Wednesday, July 30, 2008

Kuzu Mochi

















Day nine: Kuzu Mochi / 葛餅

Wa-on at Ikebukuro Tobu, ¥189


Some of my most vivid mental images from growing up in the South are of abandoned rural hollows where kudzu covers every tree, light pole, building, or busted car like a glossy green blanket. Seeming to grow as you watched it, kudzu was both creeping and creepy, and I heard more than one story about it smothering some poor, passed-out drunk.

Imagine my surprise when I learned that processed kudzu is both delicious and useful as a thickening agent similar to kanten and konnyaku.

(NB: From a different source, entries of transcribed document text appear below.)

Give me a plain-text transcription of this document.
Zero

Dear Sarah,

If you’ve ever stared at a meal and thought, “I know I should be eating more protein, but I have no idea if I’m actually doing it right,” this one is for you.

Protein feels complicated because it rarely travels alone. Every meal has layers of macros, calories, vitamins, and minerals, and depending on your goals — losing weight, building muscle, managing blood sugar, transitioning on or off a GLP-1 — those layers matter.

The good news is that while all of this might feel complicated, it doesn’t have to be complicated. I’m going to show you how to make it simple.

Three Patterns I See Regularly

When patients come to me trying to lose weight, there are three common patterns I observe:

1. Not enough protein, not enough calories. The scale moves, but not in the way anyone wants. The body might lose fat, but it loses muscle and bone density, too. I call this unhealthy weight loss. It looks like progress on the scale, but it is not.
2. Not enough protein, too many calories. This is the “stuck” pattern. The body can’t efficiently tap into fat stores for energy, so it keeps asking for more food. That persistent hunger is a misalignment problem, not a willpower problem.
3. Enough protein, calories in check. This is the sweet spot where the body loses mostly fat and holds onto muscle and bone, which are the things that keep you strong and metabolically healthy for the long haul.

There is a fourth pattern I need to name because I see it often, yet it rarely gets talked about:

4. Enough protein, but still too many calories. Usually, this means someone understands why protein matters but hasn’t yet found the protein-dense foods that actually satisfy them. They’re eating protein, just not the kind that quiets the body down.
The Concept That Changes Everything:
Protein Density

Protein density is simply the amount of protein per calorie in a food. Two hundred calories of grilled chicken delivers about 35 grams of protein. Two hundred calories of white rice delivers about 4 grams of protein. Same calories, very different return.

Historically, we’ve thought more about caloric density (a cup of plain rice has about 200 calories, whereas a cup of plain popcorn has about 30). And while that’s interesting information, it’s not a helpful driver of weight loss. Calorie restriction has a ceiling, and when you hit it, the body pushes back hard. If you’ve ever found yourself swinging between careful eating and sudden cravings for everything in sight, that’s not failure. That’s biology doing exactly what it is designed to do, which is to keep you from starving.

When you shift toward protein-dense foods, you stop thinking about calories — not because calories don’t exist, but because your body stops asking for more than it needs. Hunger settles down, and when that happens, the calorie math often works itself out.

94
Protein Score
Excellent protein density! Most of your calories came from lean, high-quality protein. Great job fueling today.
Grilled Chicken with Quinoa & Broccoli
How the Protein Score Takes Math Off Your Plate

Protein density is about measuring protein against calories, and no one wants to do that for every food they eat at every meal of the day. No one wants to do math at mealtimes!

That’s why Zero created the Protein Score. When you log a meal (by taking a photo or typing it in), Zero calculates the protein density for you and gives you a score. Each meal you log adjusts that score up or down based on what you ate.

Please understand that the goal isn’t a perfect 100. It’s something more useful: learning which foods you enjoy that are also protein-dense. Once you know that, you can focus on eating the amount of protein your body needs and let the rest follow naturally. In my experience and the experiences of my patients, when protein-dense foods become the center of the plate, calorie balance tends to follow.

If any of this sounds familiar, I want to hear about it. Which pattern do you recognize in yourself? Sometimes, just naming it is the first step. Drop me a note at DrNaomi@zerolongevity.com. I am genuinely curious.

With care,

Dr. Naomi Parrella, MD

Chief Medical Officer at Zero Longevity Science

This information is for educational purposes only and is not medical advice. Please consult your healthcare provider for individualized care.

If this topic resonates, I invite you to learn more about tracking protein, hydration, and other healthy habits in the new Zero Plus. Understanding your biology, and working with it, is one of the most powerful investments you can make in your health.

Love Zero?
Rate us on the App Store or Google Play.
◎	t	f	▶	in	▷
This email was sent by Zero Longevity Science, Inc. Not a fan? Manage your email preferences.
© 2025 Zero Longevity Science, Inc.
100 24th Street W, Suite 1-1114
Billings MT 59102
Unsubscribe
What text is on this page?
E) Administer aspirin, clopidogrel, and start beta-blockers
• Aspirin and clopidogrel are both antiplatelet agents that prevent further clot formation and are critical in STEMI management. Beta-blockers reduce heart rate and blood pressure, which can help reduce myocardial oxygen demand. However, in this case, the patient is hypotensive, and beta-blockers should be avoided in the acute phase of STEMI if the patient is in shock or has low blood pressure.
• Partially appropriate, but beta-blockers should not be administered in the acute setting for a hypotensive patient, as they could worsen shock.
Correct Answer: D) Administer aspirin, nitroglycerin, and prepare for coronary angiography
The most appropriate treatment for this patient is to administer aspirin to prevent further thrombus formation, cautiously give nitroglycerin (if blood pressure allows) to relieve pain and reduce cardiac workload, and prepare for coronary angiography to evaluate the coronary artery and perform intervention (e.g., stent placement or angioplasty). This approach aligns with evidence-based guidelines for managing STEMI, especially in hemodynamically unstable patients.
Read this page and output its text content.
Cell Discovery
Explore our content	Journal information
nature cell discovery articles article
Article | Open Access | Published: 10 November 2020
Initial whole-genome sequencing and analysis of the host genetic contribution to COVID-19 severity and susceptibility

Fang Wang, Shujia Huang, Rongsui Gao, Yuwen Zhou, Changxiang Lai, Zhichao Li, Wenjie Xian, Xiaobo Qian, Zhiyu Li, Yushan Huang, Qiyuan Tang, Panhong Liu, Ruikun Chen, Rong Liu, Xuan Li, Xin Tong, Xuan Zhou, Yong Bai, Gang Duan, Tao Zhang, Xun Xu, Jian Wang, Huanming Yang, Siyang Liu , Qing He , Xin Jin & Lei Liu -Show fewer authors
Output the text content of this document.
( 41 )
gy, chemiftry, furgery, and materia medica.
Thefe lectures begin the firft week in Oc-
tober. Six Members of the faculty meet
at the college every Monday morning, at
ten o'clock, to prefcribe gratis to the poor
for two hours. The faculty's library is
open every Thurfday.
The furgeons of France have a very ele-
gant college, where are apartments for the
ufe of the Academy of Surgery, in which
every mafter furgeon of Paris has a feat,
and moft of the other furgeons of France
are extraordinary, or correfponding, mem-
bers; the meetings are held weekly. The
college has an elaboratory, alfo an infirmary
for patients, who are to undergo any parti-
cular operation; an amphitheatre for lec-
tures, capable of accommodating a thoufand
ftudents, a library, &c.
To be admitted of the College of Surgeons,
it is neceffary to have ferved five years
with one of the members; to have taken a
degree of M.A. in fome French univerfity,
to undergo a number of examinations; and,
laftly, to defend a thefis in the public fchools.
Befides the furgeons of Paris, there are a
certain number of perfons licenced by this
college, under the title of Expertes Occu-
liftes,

Kudzu-based sweets are a staple of the Japanese summer. Kuzu mochi is a kudzu version of the more common rice-based paste. It is flavored or filled with various ingredients, including summer fruits; this grape version seems to have come from Kanazawa. I’ve more often seen it wrapped in a cherry leaf, but the bamboo leaf used here is both a better match and an elegant symbol of freshness (that strip of fake grass in take-out sushi used to be a piece of fresh bamboo leaf, a visual indicator of whether the sushi was past its prime).

I ate it chilled and it was completely gorgeous—fairly soft, completely smooth, not so much chewy as slippery. Can something man-made be described as ripe? The big fat grape lurking in the center was as soft and gooey as those in a tin of fruit salad, but tasted of grape rather than corn syrup.



Shop of the day: “General Therapy”, which advertises a full range, including aromatherapy and psychotherapy.